Żołnierze Szponu i ich bojowe roboty runęli na małą kolumnę neoszympansów, biorąc je z zaskoczenia. Włochaci Ziemianie odwrócili się, by walczyć. Strzelali ze swej różnorodnej broni w górę, do pikujących Gubru. Eksplodowały dwie małe kule ognia, wysyłając wkoło fontanny przypalonych piór, lecz poza tym opór był bezcelowy. Wkrótce suzeren stąpał już delikatnie pomiędzy szczątkami drzew i ssaków. Zaklął, gdy jego oficerowie zameldowali, że znaleziono jedynie ciała szymów.

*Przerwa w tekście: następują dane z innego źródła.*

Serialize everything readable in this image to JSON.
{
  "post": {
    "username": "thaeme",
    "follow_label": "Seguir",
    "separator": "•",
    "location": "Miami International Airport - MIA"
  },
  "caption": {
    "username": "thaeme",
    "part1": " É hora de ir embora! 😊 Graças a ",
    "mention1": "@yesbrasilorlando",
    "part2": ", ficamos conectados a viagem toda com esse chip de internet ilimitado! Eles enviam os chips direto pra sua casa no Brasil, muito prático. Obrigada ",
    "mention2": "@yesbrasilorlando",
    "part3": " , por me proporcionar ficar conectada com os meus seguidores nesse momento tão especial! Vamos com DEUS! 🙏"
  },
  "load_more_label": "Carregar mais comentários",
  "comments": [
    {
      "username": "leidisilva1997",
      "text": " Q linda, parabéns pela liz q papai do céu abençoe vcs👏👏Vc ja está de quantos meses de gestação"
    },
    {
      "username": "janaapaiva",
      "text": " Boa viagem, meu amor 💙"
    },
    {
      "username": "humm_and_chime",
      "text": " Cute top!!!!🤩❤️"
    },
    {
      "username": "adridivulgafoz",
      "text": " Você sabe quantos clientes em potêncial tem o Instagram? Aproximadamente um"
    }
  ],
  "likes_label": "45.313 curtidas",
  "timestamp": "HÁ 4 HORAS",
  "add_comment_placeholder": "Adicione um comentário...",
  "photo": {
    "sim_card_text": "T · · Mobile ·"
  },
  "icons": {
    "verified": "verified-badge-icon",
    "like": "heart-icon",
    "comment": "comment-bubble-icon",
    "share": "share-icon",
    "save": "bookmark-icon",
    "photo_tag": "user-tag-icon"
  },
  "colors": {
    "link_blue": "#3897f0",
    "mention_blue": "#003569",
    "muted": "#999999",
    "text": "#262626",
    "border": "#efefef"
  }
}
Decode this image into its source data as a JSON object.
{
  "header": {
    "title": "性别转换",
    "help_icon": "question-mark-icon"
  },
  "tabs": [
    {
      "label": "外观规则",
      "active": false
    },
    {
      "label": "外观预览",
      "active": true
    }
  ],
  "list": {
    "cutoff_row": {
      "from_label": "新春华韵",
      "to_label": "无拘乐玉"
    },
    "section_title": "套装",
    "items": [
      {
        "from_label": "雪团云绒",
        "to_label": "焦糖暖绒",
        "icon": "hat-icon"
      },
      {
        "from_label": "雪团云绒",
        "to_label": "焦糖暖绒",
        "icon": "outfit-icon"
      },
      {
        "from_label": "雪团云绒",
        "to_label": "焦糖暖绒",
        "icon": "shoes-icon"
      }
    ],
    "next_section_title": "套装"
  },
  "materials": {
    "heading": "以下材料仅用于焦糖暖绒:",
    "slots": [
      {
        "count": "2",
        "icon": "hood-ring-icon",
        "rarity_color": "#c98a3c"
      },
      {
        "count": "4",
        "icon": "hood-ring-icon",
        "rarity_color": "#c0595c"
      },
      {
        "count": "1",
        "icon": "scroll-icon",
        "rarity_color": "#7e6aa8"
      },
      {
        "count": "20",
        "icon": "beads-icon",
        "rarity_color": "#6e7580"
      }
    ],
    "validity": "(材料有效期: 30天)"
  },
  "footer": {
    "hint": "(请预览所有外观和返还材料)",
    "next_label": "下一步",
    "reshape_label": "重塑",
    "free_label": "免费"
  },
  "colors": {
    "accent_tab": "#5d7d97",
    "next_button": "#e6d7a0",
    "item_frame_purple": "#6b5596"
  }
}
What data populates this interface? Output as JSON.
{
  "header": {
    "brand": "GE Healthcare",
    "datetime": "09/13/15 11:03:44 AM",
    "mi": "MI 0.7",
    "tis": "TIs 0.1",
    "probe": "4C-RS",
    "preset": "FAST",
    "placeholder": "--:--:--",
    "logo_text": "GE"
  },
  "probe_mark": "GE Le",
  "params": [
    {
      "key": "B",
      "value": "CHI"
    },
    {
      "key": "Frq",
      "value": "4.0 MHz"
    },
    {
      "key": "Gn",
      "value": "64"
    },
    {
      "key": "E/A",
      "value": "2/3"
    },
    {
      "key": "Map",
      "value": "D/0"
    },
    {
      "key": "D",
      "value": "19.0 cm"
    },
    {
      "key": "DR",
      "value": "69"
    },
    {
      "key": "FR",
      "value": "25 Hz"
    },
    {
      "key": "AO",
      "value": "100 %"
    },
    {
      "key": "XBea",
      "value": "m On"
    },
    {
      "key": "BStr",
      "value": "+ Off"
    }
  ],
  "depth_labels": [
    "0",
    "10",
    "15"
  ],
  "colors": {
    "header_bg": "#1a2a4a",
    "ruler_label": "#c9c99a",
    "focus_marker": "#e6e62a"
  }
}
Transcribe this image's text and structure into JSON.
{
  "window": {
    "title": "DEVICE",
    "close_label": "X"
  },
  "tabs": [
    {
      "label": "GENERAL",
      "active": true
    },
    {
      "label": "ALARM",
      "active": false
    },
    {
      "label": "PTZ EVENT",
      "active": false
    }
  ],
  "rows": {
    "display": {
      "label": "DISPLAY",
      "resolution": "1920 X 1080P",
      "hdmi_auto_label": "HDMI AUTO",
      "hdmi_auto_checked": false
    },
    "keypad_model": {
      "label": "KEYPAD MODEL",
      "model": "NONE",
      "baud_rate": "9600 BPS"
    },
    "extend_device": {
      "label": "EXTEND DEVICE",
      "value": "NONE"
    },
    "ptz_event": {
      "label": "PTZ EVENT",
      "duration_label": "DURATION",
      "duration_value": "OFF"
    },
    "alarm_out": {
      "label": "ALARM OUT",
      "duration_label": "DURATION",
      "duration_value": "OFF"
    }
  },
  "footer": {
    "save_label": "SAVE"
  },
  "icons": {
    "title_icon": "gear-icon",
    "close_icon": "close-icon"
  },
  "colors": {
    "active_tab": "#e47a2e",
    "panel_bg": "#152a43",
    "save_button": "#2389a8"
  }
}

Opowiadano o innych — ludziach, Tymbrimczykach i — tak jest — po trzykroć przeklętych Thennanianach. Czy jeden z nich nie wyłonił się nagle z głuszy? Wszyscy oni musieli być w zmowie! To z pewnością był spisek!
Obecnie nieustannie napływały wezwania, błagania, żądania, by admirał wrócił do Port Helenia. By dołączył do pozostałych przywódców na konklawe, spotkaniu, nowej walce o consensus.
Consensus! Suzeren Wiązki i Szponu splunął na pień zgruchotanego drzewa. Już teraz czuł odpływ hormonów, wypłukiwanie barwy, która niemal należała do niego!
Consensus? Admirał pokaże im consensus! Był zdecydowany odzyskać swą przewodnią pozycję, a jedynym sposobem, by to osiągnąć po katastrofie, jaką okazała się Ceremonia Wspomaganiowa, było zademonstrowanie skuteczności opcji militarnej. Gdy Thennanianie przybędą po zdobytych przez siebie „Garthian”, spotkają się ze zbrojnym oporem! Niech spróbują przystąpić do Wspomagania swych nowych podopiecznych z głębokiego kosmosu!
Rzecz jasna, by ich odeprzeć, by odzyskać ten świat dla Władców Grzędy, niezbędna była całkowita pewność, że nie dojdzie do żadnych ataków od tyłu, z powierzchni. Naziemny opór musiał zostać wyeliminowany!